Un livre très court (à peine 80 pages) mais un livre choc, bouleversant, qui nous entraîne inexorablement dans un voyage au bout de l'enfer.
Rachid Benzine, écrivain et islamologue, se met à hauteur d'enfant pour raconter l'horreur et sensibiliser le lecteur au sort des enfants de djihadistes injustement "oubliés" dans des camps de la mort en Syrie ; ils s'y entassent dans des conditions abominables pratiquement sans aucun espoir de rapatriement.
C'est l'histoire d'un petit garçon de 8 ans, Fabien, bon élève de CE2 à l'école
Jacques Prévert de Sarcelles. Heureux de vivre, il aime sa famille, ses copains de toutes origines : Ariel, Bakayoko, ...., il se passionne pour le football et les joueurs de l'équipe de France, mais surtout il est épris de poésie. Il écrit lui-même de nombreux
poèmes, que son instituteur, Monsieur Tannier, l'invite à réciter devant toute la classe. Son jour de gloire est pour demain ! Hélas, ce jour ne viendra jamais. Les parents de Fabien, fraîchement convertis à l'islam, ont cédé aux discours utopiques de Daesh et décidé d'aller combattre en Syrie. Un long voyage les conduit tous les trois à Raqqa, sensé être le paradis tant rêvé de l'Etat Islamique.

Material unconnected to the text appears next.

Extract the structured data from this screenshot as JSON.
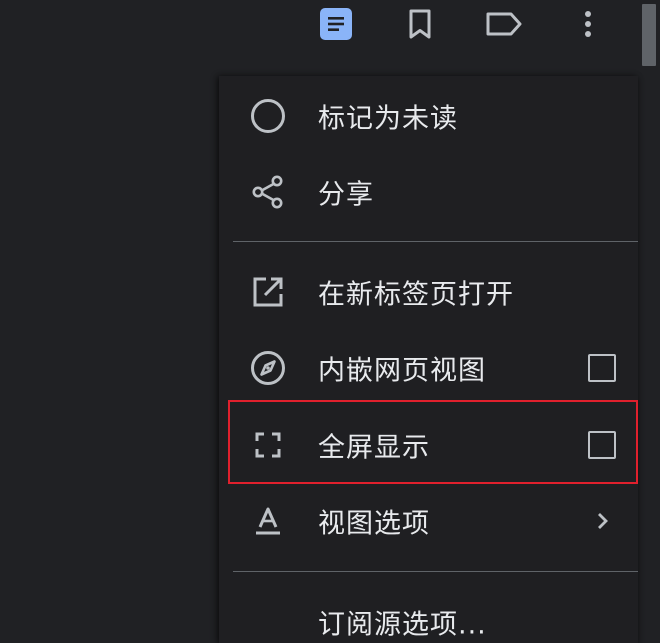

Fabien, devenu Farid par la force des choses, raconte avec ses mots d'enfant et son regard innocent l'arrivée de sa famille, pleine d'espoir, au camp d'entraînement de Daesh, leur adaptation puis la dureté des conditions de vie, l'embrigadement, la violence quotidienne, la peur, la guerre, la mort... Pire encore sera le camp d'internement de al Hol, en Syrie kurde dont les conditions l'insalubrité et d'inhumanité dépassent l'imaginable.
Roman poignant, puissant, écrit à la première personne du singulier, avec réalisme et poésie. le style est simple, concis mais incisif. On sent à travers les mots de Fabien son innocence et son incompréhension devant les violences et les atrocités qui l'entourent. Pourquoi un tel déferlement ? Quels sont les enjeux ? Et comment des adultes peuvent-ils entrainer des enfants dans des conflits qui les dépassent ? Jusqu'où ira l'espèce humaine dans une telle monstruosité ?
On admire la force de Fabien, qui conserve aussi longtemps qu'il le peut une part de rêve et d'imagination et qui s'échappe par la poésie.
Un remède contre la violence et le fanatisme.